ScientificState is a research infrastructure tool for scientists, engineers, and researchers managing the epistemic state of their investigations.

This software is:

  • A workbench for structuring, tracking, and publishing scientific claims and their evidence
  • A local computation platform for domain-specific analysis methods
  • An open standard for reproducible scientific state management

This software is NOT:

  • A medical device or clinical decision support system
  • A diagnostic, therapeutic, or patient-facing tool
  • A validated GxP/GMP system (regulatory validation is the user's responsibility in regulated environments)
  • An authoritative source of scientific truth — authority belongs to the researcher

Use in regulated contexts (pharmaceutical, clinical, nuclear) requires independent validation by the deploying organization in accordance with applicable regulations. ScientificState provides the infrastructure; scientific and regulatory responsibility remains with the researcher and their institution.


Contributing

See CONTRIBUTING.md. Core changes to Core/framework/ and Core/contracts/ require @scientificstate/core-team review.

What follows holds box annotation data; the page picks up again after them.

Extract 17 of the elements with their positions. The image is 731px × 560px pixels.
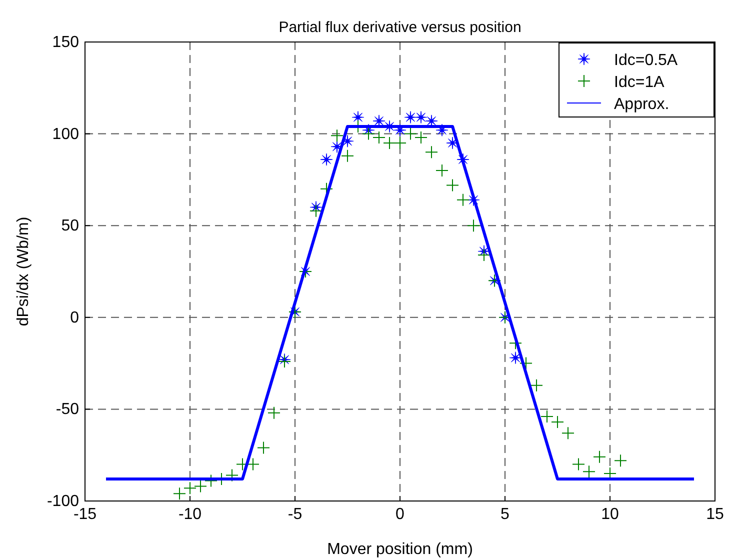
- x-tick-label: -10: [178, 506, 202, 523]
- legend-label: Idc=0.5A: [614, 52, 678, 69]
- legend-label: Idc=1A: [614, 74, 665, 91]
- y-tick-label: 0: [70, 309, 80, 326]
- y-axis-title: dPsi/dx (Wb/m): [15, 216, 32, 326]
- y-tick-label: -50: [56, 401, 80, 418]
- x-tick-label: 5: [500, 506, 510, 523]
- x-tick-label: 10: [601, 506, 619, 523]
- x-tick-label: 0: [396, 506, 405, 523]
- chart-title: Partial flux derivative versus position: [278, 19, 522, 36]
- x-tick-label: -5: [288, 506, 302, 523]
- x-tick-label: 15: [706, 506, 724, 523]
- x-axis-title: Mover position (mm): [327, 541, 473, 558]
- y-tick-label: 50: [61, 218, 80, 235]
- y-tick-label: 100: [52, 126, 80, 143]
- legend-label: Approx.: [614, 96, 670, 113]
- y-tick-label: 150: [52, 34, 80, 51]
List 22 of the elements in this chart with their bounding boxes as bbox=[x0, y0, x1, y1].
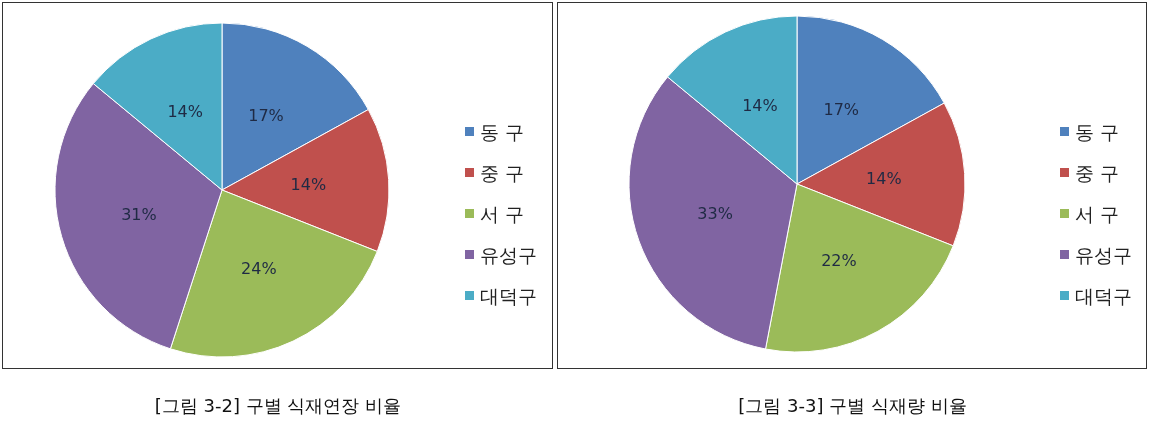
data-label: 33% bbox=[697, 203, 733, 223]
data-label: 17% bbox=[823, 99, 860, 119]
legend-label: 서 구 bbox=[480, 202, 525, 225]
data-label: 31% bbox=[121, 204, 157, 224]
data-label: 14% bbox=[290, 175, 327, 195]
legend-label: 대덕구 bbox=[480, 284, 537, 307]
legend-label: 중 구 bbox=[480, 161, 525, 184]
data-label: 17% bbox=[248, 106, 284, 126]
legend-label: 중 구 bbox=[1075, 161, 1120, 184]
legend-label: 대덕구 bbox=[1075, 284, 1132, 307]
text: [그림 3-2] 구별 식재연장 비율 bbox=[154, 394, 402, 416]
legend-label: 서 구 bbox=[1075, 202, 1120, 225]
legend-label: 동 구 bbox=[480, 120, 525, 143]
data-label: 14% bbox=[167, 102, 203, 122]
text: [그림 3-3] 구별 식재량 비율 bbox=[738, 394, 967, 416]
data-label: 22% bbox=[821, 250, 857, 270]
data-label: 14% bbox=[866, 169, 902, 189]
data-label: 14% bbox=[742, 95, 778, 115]
legend-label: 유성구 bbox=[480, 243, 537, 266]
legend-label: 유성구 bbox=[1075, 243, 1132, 266]
legend-label: 동 구 bbox=[1075, 120, 1120, 143]
data-label: 24% bbox=[241, 258, 277, 278]
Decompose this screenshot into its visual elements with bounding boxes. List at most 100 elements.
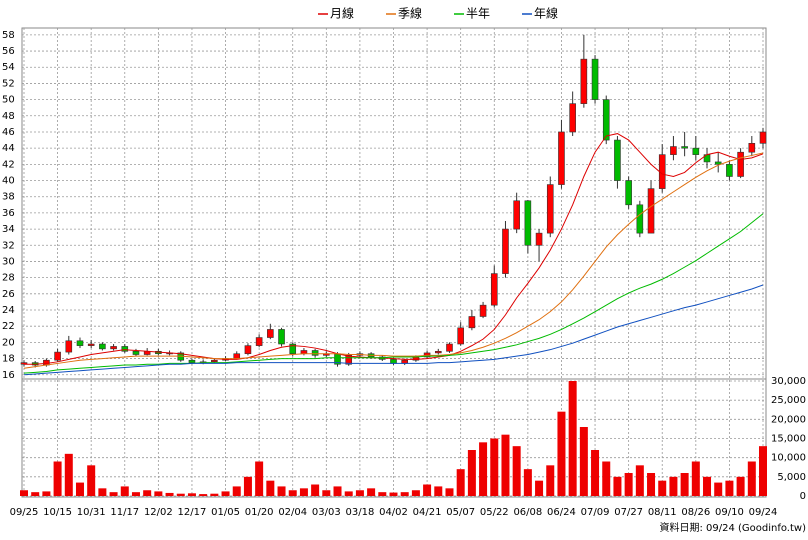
- candle-body: [692, 147, 700, 155]
- volume-bar: [378, 492, 387, 496]
- candle-body: [132, 350, 140, 355]
- x-tick-label: 04/21: [413, 507, 442, 518]
- x-tick-label: 12/02: [144, 507, 173, 518]
- volume-bar: [176, 493, 185, 496]
- volume-bar: [568, 381, 577, 496]
- x-tick-label: 11/17: [110, 507, 139, 518]
- volume-bar: [87, 465, 96, 496]
- candle-body: [569, 103, 576, 133]
- x-tick-label: 08/26: [681, 507, 710, 518]
- volume-bar: [635, 465, 644, 496]
- volume-bar: [75, 482, 84, 496]
- volume-bar: [42, 491, 51, 496]
- y-tick-label: 58: [2, 30, 15, 41]
- volume-bar: [277, 486, 286, 496]
- source-note: 資料日期: 09/24 (Goodinfo.tw): [659, 521, 806, 534]
- x-tick-label: 09/25: [10, 507, 39, 518]
- legend-label: 月線: [330, 6, 354, 21]
- volume-bar: [266, 480, 275, 496]
- volume-bar: [747, 461, 756, 496]
- candle-body: [737, 151, 744, 177]
- y-tick-label: 24: [2, 305, 15, 316]
- candle-body: [513, 200, 520, 230]
- y-tick-label: 26: [2, 289, 15, 300]
- candle-body: [457, 327, 464, 345]
- candle-body: [99, 343, 106, 350]
- volume-bar: [445, 488, 454, 496]
- volume-bar: [187, 493, 196, 496]
- volume-bar: [255, 461, 264, 496]
- volume-bar: [658, 480, 667, 496]
- volume-tick-label: 20,000: [771, 414, 806, 425]
- candle-body: [535, 232, 543, 246]
- x-tick-label: 10/31: [77, 507, 106, 518]
- y-tick-label: 50: [2, 95, 15, 106]
- volume-bar: [523, 469, 532, 496]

Adding a new domain module? See the domain module contribution guide. Every domain module must ship a module-manifest.json conforming to Core/contracts/jsonschema/module-manifest.schema.json.


Security

See SECURITY.md for responsible disclosure, module revocation, and TUF key compromise procedures.


License

Apache License 2.0 — see LICENSE.

Copyright 2026 ScientificState Contributors.


Citation

If you use ScientificState in your research:

@software{scientificstate2026,
  title   = {ScientificState: A Desktop Workbench for Epistemic State Management},
  year    = {2026},
  license = {Apache-2.0},
  url     = {https://github.com/scientificstate/scientificstate}
}

Or see CITATION.cff for full metadata.